ManaDinamica – Conservazione dell’Energia

Uno dei problemi da affrontare, nei giochi e nella fiction in generale, dovuto all’introduzione della magia è integrare tali fenomeni all’interno del mondo per creare un contesto coerente e in qualche modo credibile.
In questa rubrica, dedicata soprattutto agli inventori di mondi (che siano scrittori o dungeon master), cercheremo di analizzare come potrebbe funzionare una magia “fisicamente corretta” ed evitare la classica domanda: “ma perché, se c’è la magia, la gente continua a zappare la terra e morire in modi atroci?”.

IL PROBLEMA ENERGETICO
Se la magia fosse fisicamente corretta, dovrebbe rispettare alcune leggi fra le quali i famosi Principi della Termodinamica (o, per l’occasione, della “Manadinamica”).
Tra questi, il primo è il cosiddetto “Principio di conservazione dell’Energia” che richiede che l’energia totale coinvolta in un fenomeno sia conservata, cioè che la sua quantità totale al termine del processo sia uguale a quella iniziale (contando, in entrambi i casi, tutte le forme di energia presente).
Ma cos’è l’Energia?
L’Energia è una grandezza fisica che descrive vari fenomeni simili capaci di trasformarsi l’uno nell’altro: l’energia elettrica usata per alimentare una stufa si trasforma in energia termica, e quella termica in un motore produce energia meccanica sotto forma di velocità (energia cinetica) e/o sollevando pesanti carichi (energia potenziale).

Ma l’energia è anche la base del funzionamento del nostro corpo: noi otteniamo energia dal cibo che mangiamo (dove è accumulata in forma di energia chimica dei suoi costituenti nutritivi) e usiamo questa energia per muoverci, respirare, pensare e per il corretto funzionamento del nostro metabolismo.
Possiamo dire tranquillamente che la stragrande maggioranza dei fenomeni che conosciamo prevede trasformazioni e scambi di energia, e la magia non può non ricadere in questo sistema: per sollevare un masso con il potere di un incantesimo, l’energia necessaria deve essere ottenuta da qualche parte.
È questo continuo richiamo al “pagamento” di energia che permette di creare un sistema magico fisicamente coerente.
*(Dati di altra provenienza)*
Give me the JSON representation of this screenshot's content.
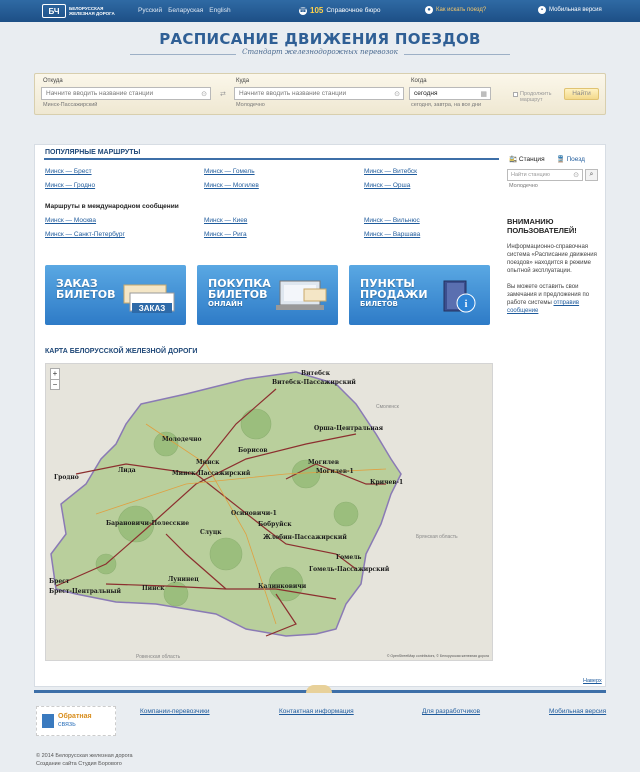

Non solo, l’incantesimo deve richiedere tutta l’energia necessaria per ottenere l’effetto desiderato: la generazione di temperature estreme di una palla di fuoco, la crescita di una pianta o lo spostamento di masse ingenti può richiedere una quantità estrema di energia, e talvolta anche difficile da calcolare (soprattutto quando ci sono di mezzo creature viventi o teletrasporti, ma avremo modo di parlarne in altri articoli).
Cerchiamo dunque di rispondere alla domanda: da dove proviene tutta questa energia?
MICROORGANISMI E CONDENSATORI
Una prima possibilità evidente è che l’energia possa essere ottenuta da quella del mago stesso.
Il corpo umano consuma l’energia ottenuta dal cibo per le sue attività, compresa una fetta importante (circa il 60-70%) unicamente per mantenere le funzioni vitali come la respirazione, la circolazione, il pensiero e il mantenimento della temperatura.
Un essere umano, in base all’età, al sesso e all’attività che compie, ha un consumo energetico quotidiano che può andare tra le 1500 e le 2500 kilocalorie circa: la stessa quantità di energia, espressa in Joule (l’unità di misura dell’energia nel sistema internazionale), oscilla tra i 6300 e i 10500 KiloJoule.
Se fosse possibile prendere una piccola frazione, ad esempio l’1% dell’energia di una “persona media” (8000 KJ per comodità), avremmo a disposizione 80 KJ, cioè 80.000 Joule.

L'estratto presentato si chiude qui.